Ohne Zettel kommt hier keiner zum Markttag. Inge Baldowski aus Zehlendorf hält ein Auge immer auf ihre Liste in der Hand und ein anderes auf die frische Ware, die Dennis Böckmann vom Teltower Rübchenhof Szilleweit auf die Waage legt. Äpfel, Möhren, Kartoffeln, Rote Beete, Käse und Eier stehen auf ihrer Einkaufsliste. „Alles ist hier frisch und direkt vom Bauern“, freut sich die Rentnerin aus Zehlendorf. Sie ist seit kurzem Kunde bei Food Assembly.
Diese Lebensmittel-Vereinigung bringt Käufer und Erzeuger einander näher und sichert frische Kost aus der Region. Bestellt wird grundsätzlich im Internet und abgeholt an einem Markttag in der Nähe. Standort in Kleinmachnow sind seit September 2015 die Neuen Kammerspiele. Immer Mittwochs (Ausnahme in den Ferien) von 17 bis 19 Uhr treffen sich dort Kunden und Landwirte zur Übergabe. Das in Frankreich geborene Konzept setzt sich inzwischen immer mehr in Deutschland durch. Nach Kleinmachnow hat es Yvonne Friedrich geholt. „Ich fand das Konzept spannend und will solche Produkte vom Erzeuger auch selbst hier haben“, begründet sie ihr Engagement für die neue Marktform, die bislang einzigartig in Brandenburg ist. In Wildau, Brück und Frankfurt (Oder) wird sie gerade aufgebaut.
Die 44-jährige Kleinmachnowerin kennt als gebürtige Zehlendorferin Food-Assembly-Märkte aus Berlin. Als Beraterin in der Gastronomie-Branche weiß sie auch von Berufswegen, „dass regionale Produkte hoch im Kurs stehen“. Etwa zehn Erzeuger sind momentan mit im Boot, darunter Fleischer, Imker, Weinhändler, eine Baquettebäckerei, Bauern und Landwirte, die Eier und Käse, spezielle Kartoffeln und Kirschen bringen. Neu hinzugekommen sind Fruchtaufstriche, und ein Bäcker steht in Aussicht „Es sind Händler, die nicht in Supermärkten verkaufen“, so Friedrich. Mehr als 300 registrierte Mitglieder/Kunden gibt es für Kleinmachnow. Doch habe sich der Food-Assembly-Markt dort offenbar weniger herumgesprochen als in Zehlendorf. Wenn erst das Wetter wärmer wird, werden die Kunden-Händler-Begegnungen an den Ständen auch vor dem Haus für Aufmerksamkeit sorgen. Allerdings, so betont Friedrich, „gibt es hier keinen freien Verkauf“. Nur, wer vorher im Internet bestellt und bezahlt hat, bekommt seine Ware.

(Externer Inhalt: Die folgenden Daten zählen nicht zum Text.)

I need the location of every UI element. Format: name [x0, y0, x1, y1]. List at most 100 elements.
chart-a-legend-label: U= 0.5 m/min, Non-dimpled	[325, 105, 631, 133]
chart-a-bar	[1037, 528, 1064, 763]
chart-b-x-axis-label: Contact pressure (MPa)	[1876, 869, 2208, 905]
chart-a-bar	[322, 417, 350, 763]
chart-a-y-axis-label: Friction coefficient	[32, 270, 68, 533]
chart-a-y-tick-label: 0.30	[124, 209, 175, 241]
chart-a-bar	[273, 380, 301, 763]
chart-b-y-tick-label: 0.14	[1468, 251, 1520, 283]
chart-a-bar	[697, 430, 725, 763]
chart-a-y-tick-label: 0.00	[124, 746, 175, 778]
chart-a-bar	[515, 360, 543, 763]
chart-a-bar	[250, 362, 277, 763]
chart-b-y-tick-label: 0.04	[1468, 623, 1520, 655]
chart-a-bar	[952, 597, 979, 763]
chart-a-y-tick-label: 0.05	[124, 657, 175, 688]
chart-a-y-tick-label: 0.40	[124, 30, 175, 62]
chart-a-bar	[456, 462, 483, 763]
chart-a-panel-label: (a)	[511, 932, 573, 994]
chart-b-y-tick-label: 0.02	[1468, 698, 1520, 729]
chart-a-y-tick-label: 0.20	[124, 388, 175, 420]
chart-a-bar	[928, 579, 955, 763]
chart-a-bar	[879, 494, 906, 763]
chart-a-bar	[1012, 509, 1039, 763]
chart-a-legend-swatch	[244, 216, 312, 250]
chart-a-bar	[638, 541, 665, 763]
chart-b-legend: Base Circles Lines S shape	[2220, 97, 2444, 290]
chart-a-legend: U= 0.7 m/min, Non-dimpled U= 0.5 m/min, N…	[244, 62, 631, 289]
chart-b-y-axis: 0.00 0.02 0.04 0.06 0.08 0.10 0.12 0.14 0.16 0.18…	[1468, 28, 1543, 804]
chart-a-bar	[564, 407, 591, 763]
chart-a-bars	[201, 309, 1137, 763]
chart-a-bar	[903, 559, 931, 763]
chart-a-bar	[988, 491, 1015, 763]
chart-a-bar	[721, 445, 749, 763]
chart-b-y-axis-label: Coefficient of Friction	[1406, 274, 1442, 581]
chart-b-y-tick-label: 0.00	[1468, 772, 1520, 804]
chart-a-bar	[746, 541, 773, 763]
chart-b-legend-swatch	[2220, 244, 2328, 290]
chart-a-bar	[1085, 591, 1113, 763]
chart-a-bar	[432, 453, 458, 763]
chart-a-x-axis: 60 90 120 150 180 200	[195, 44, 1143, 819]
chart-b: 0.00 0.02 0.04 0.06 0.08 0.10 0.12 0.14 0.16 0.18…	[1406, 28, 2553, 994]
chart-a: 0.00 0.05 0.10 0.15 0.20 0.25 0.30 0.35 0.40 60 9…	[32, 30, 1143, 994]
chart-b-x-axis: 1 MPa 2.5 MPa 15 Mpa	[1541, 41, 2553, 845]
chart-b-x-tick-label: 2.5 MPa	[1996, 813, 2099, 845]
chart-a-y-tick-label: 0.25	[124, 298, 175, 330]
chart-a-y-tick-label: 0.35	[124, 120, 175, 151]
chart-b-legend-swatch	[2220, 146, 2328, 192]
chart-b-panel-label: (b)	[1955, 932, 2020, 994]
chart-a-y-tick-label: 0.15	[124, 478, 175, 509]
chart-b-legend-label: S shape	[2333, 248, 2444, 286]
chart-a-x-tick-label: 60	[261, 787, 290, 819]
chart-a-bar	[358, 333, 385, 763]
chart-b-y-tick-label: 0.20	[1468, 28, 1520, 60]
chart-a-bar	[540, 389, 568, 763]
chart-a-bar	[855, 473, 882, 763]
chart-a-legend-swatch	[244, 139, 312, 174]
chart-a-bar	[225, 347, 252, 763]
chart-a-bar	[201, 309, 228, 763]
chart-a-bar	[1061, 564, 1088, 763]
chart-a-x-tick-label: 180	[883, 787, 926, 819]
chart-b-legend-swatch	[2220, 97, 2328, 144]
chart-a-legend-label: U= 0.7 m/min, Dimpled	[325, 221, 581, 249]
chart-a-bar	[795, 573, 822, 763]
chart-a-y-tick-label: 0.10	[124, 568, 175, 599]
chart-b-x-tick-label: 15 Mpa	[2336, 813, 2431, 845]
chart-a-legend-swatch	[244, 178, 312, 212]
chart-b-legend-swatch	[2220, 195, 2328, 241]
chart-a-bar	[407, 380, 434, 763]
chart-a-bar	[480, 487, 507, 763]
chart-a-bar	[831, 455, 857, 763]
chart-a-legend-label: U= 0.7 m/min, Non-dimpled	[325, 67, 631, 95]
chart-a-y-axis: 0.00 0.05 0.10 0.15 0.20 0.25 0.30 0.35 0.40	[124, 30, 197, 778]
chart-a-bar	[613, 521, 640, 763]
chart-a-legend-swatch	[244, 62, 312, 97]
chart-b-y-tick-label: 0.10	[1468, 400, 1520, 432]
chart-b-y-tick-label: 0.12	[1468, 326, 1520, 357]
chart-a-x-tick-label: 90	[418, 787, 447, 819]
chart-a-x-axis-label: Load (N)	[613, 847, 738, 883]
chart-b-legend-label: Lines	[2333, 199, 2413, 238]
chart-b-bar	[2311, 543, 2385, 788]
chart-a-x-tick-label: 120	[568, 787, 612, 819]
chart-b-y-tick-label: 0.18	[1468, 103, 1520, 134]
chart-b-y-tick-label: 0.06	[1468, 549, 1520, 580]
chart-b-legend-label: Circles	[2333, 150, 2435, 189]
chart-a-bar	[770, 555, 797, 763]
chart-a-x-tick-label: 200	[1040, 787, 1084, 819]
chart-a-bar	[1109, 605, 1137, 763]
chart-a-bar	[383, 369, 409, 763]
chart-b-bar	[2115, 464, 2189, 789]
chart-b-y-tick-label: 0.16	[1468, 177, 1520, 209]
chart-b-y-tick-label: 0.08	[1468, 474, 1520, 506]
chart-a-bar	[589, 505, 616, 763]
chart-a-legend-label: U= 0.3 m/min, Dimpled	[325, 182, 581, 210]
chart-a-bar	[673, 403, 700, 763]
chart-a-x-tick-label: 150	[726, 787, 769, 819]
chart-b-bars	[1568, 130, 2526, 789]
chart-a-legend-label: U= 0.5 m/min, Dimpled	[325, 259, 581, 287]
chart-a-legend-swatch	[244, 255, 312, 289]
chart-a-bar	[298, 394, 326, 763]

Zum Beispiel von Oliver Herz aus Ragösen bei Bad Belzig. Er ist seit Dezember dabei. Diesmal ist der Landwirt mit fünf Tüten Kartoffeln nach Kleinmachnow gekommen. Ein bis drei Kilo Knollen je Tüte werden im Schnitt bestellt, sagt der Mann, der den Aufwand trotzdem nicht scheut. „Natürlich wäre es schöner, wenn es 50 Tüten werden. Es wird wohl zwei bis drei Jahre dauern, dass es sich lohnt“, schätzt der Mittelmärker. Herz züchtet speziell Kartoffeln; 28 Sorten hält er vor. „Es gibt nicht nur fest- und mehlig kochende“, wirbt der Landwirt etwa für die französische Sorte „La Ratte“ und den deutschen „Ackersegen“. Demnächst will er auch Schnittblumen anbieten.
Sabine Mix aus Zehlendorf findet es „total super“, dass sie hier den Bauer trifft und Qualitätsware aus der Region bekommt. Jede Woche kaufen sie und eine befreundete Familie bei Food Assembly ein: Käse, Kartoffeln, Eier und Heu für die Meerschweinchen. „Und die Location hier ist ja sowieso Kult“, schwärmt die Frau.
Lebensmittel-Vereinigung
Das Konzept von Food Assembly (Lebensmittel-Vereinigung) stammt aus Frankreich. Dadurch sollen kleine bäuerliche Betriebe gestärkt und Kunden mit frischer Regionalware versorgt werden. Der Kunde registriert sich ohne Mitgliedsbeitrag und Mindestumsatz und bestellt im Internet.
Etwa 700 Regiomärkte, wo Bauern die Waren direkt dem Kunden übergeben, gibt es bereits in Frankreich. In Deutschland und anderen europäischen Ländern wird nachgezogen.